Die Arbeiter konnten auf verschiedenen Baustellen Bonuszahlungen erkämpfen und haben erfolgreich Weiterbildungsmaßnahmen eingefordert. Der Arbeitsschutz und die Arbeitssicher­heit sind überall besser geworden und überbieten zum Teil europäische Standards.

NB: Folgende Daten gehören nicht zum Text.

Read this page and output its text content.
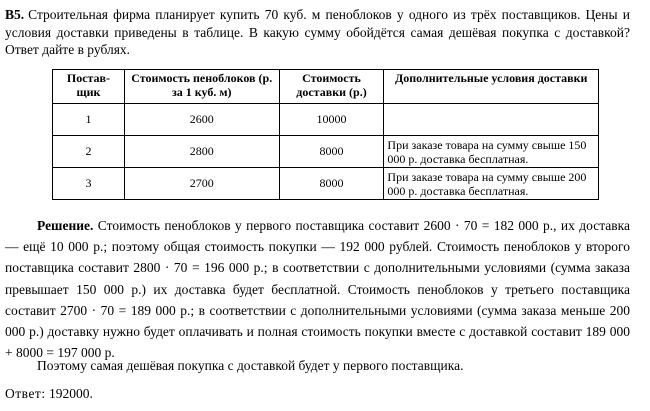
B5. Строительная фирма планирует купить 70 куб. м пеноблоков у одного из трёх поставщиков. Цены и условия доставки приведены в таблице. В какую сумму обойдётся самая дешёвая покупка с доставкой? Ответ дайте в рублях.
Постав-щик	Стоимость пеноблоков (р. за 1 куб. м)	Стоимость доставки (р.)	Дополнительные условия доставки
1	2600	10000	
2	2800	8000	При заказе товара на сумму свыше 150 000 р. доставка бесплатная.
3	2700	8000	При заказе товара на сумму свыше 200 000 р. доставка бесплатная.
Решение. Стоимость пеноблоков у первого поставщика составит 2600 · 70 = 182 000 р., их доставка — ещё 10 000 р.; поэтому общая стоимость покупки — 192 000 рублей. Стоимость пеноблоков у второго поставщика составит 2800 · 70 = 196 000 р.; в соответствии с дополнительными условиями (сумма заказа превышает 150 000 р.) их доставка будет бесплатной. Стоимость пеноблоков у третьего поставщика составит 2700 · 70 = 189 000 р.; в соответствии с дополнительными условиями (сумма заказа меньше 200 000 р.) доставку нужно будет оплачивать и полная стоимость покупки вместе с доставкой составит 189 000 + 8000 = 197 000 р.
Поэтому самая дешёвая покупка с доставкой будет у первого поставщика.
Ответ: 192000.
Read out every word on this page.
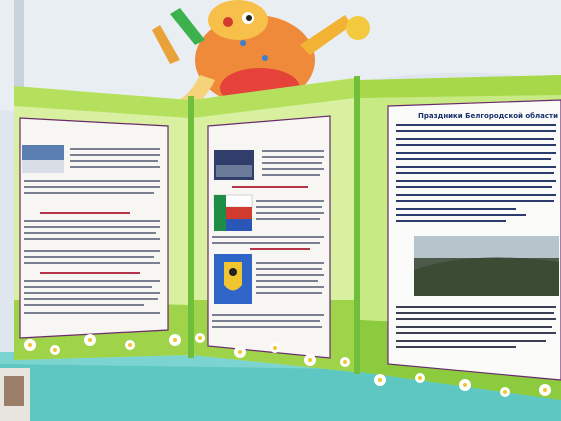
Праздники Белгородской области
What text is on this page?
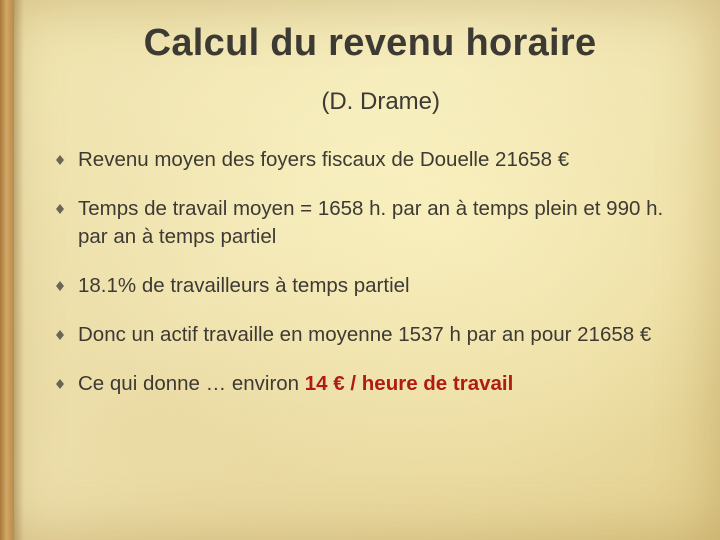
Calcul du revenu horaire
(D. Drame)
Revenu moyen des foyers fiscaux de Douelle 21658 €
Temps de travail moyen = 1658 h. par an à temps plein et 990 h. par an à temps partiel
18.1% de travailleurs à temps partiel
Donc un actif travaille en moyenne 1537 h par an pour 21658 €
Ce qui donne … environ 14 € / heure de travail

Ein riesiger Erfolg ist auch, dass die Gewerkschaften im Laufe der Kampagne 10 000 neue Mitglieder gewinnen konnten. Das ist für Südafrika sehr viel. Es gibt dort eine Million Bauarbeiter, von denen bisher nur 100 000 gewerkschaftlich organisiert sind. Aber das Wichtigste, das die Kam­pagne erreicht hat, ist etwas ganz anderes.

Nämlich?

Die Kampagne sollte von Anfang an eine Bedeu­tung über die WM hinaus haben. Es war klar, dass es nicht nur darum ging, in Südafrika selber die Bedingungen auf dem Bau zu verbessern. Wir wollten eine Signalwirkung erreichen, auch über das Land hinaus – auch gegenüber der Fifa, gegenüber der Weltöffentlichkeit. Wir wollten darauf aufmerksam machen, dass die großen Sportverbände mit ihren Mega-Events riesige Gewinne einstreichen und ihnen die Situation derjenigen, die die Stadien bauen und damit diese Events überhaupt erst möglich machen, nicht gleichgültig sein darf. An diese Verantwortung haben wir appelliert, da wollten wir die Fifa in die Pflicht nehmen – und das ist gelungen.

Wie haben Sie die Fifa denn in die Pflicht genommen und was waren die Resultate?

Der Fifa-Präsident Joseph Blatter hat im März 2008 eine Delegation von »Fair Games – Fair Play« in Zürich empfangen. Er versprach dabei, sich für die Anliegen der Kampagne einzusetzen und künftig gemeinsame Stadioninspektionen durchzuführen. Und das ist auch geschehen: Im März waren wir in Südafrika, um die Sta­dien in Johannesburg, Kapstadt und Durban zu inspizieren. Nur in Kapstadt wurden wir vom Management des Baukonsortiums an der Inspektion gehindert – ein klarer Verstoß gegen Gewerkschaftsrechte. Trotzdem ist die Reise positiv zu bewerten: Es war das erste Mal, dass es bei der Vorbereitung einer sportlichen Großveranstaltung eine Inspektion durch Gewerkschaften gab. Das werden wir auch in Zukunft bei anderen Veranstaltungen einfordern. Bei der Fußball-EM 2012 in Polen und der Ukraine, bei Olympia 2012 in London und bei der nächsten Fußball-WM 2014 in Brasilien. Wir haben einen Präzedenzfall geschaffen – und wir werden nicht hinter das zurückgehen, was wir erreicht haben.